Domestic entities that are not created by the filing of a document with a Secretary of State or similar office are not required to report under the CTA.

Foreign companies required to report under the CTA include corporations, LLCs or any similar entity that is formed under the law of a foreign country and registered to do business in any state or tribal jurisdiction by filing a document with a Secretary of State or any similar office.

Are there any exceptions from the filing requirements?

There are a number of exceptions to who is required to file under the CTA. Many of the exceptions are entities already regulated by federal or state governments and as such already disclose their beneficial ownership information to governmental authorities.

Another notable exception is for “large operating companies” defined as companies that meet all of the following requirements:

  • Employ at least 20 full-time employees in the U.S;
  • Gross revenue (or sales) over $5 million on the prior year’s tax return; and
  • An operating presence at a physical office in the U.S.

 

Who is a beneficial owner?

Any individual who, directly or indirectly, either:

  • Exercises “substantial control” over a reporting company, or
  • Owns or controls at least 25 percent of the ownership interests of a reporting company

An individual has substantial control of a reporting company if they direct, determine or exercise substantial influence over important decisions of the reporting company. This includes any senior officers of the reporting company, regardless of formal title or if they have no ownership interest in the reporting company.

The detailed CTA regulations define the terms “substantial control” and “ownership interest” further.

When must companies file?

There are different filing timeframes depending on when an entity is registered/formed or if there is a change to the beneficial owner’s information.

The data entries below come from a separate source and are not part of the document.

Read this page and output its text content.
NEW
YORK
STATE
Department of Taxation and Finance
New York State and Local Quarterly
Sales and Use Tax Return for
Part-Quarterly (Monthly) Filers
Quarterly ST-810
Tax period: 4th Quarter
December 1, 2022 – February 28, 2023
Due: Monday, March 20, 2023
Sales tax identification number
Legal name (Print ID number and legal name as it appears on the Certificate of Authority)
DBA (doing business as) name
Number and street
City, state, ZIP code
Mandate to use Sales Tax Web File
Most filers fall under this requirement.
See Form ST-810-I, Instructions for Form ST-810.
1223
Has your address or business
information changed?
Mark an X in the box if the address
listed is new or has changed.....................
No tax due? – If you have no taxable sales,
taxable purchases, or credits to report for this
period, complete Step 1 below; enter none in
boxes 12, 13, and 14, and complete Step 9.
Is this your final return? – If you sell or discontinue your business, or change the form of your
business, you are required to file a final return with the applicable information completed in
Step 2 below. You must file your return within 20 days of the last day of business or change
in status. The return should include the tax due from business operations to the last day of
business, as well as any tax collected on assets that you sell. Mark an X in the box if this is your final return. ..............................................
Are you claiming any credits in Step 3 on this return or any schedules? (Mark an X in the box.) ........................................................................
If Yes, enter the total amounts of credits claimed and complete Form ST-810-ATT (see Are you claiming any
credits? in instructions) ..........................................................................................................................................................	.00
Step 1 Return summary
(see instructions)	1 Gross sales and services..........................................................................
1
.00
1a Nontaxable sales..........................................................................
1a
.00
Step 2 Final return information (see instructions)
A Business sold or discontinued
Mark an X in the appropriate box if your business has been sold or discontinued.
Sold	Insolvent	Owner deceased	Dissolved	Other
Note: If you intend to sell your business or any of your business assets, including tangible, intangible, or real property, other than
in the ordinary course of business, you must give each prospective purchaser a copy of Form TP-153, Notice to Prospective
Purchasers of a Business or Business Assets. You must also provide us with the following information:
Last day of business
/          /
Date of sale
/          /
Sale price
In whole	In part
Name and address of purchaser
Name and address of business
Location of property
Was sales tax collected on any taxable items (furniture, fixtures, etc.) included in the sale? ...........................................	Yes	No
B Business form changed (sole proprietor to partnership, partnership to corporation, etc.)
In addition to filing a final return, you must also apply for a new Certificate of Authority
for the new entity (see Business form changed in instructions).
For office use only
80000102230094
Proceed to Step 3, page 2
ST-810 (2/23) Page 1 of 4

  • New entities – a reporting company created or registered on or after January 1, 2024, will have 30 days to file its beneficial ownership information report. There is a proposed amendment to provide 90 days for reporting companies created or registered in 2024 to file their initial reports, instead of 30 days.
  • Existing entities – a reporting company created or registered to do business before January 1, 2024, will have until January 1, 2025 to file its initial beneficial ownership report.
  • Reporting companies that have changes to previously reported information or discover inaccuracies in previously filed reports — must file within 30 days.

 

What sort of information is required to be reported?

Companies must report the following information: full name of the reporting company, any trade name or doing business as (DBA) name, business address, state or Tribal jurisdiction of formation, and an IRS taxpayer identification number (TIN).

Additionally, information on the beneficial owners of the entity and for newly created entities, the company applicants of the entity is required. This information includes — name, birthdate, address, and unique identifying number and issuing jurisdiction from an acceptable identification document (e.g., a driver’s license or passport) and an image of such document.

Take immediate action now!

As the CTA is not a part of the tax code, the assessment and application of many of the requirements set forth in the regulations, including but not limited to the determination of beneficial ownership interest, necessitate the need for legal guidance and direction. As such, since we are not attorneys, our firm is not able to provide you with any legal determination as to whether an exemption applies to the nature of your entity or whether legal relationships constitute beneficial ownership.

We strongly encourage you to contact legal counsel with expertise in this area to assist your organization with the steps you need to take to ensure compliance with the CTA, if applicable. Note that penalties for willfully violating the CTA’s reporting requirements include (1) civil penalties of up to $500 per day that a violation is not remedied, (2) a criminal fine of up to $10,000, and/or (3) imprisonment of up to two years.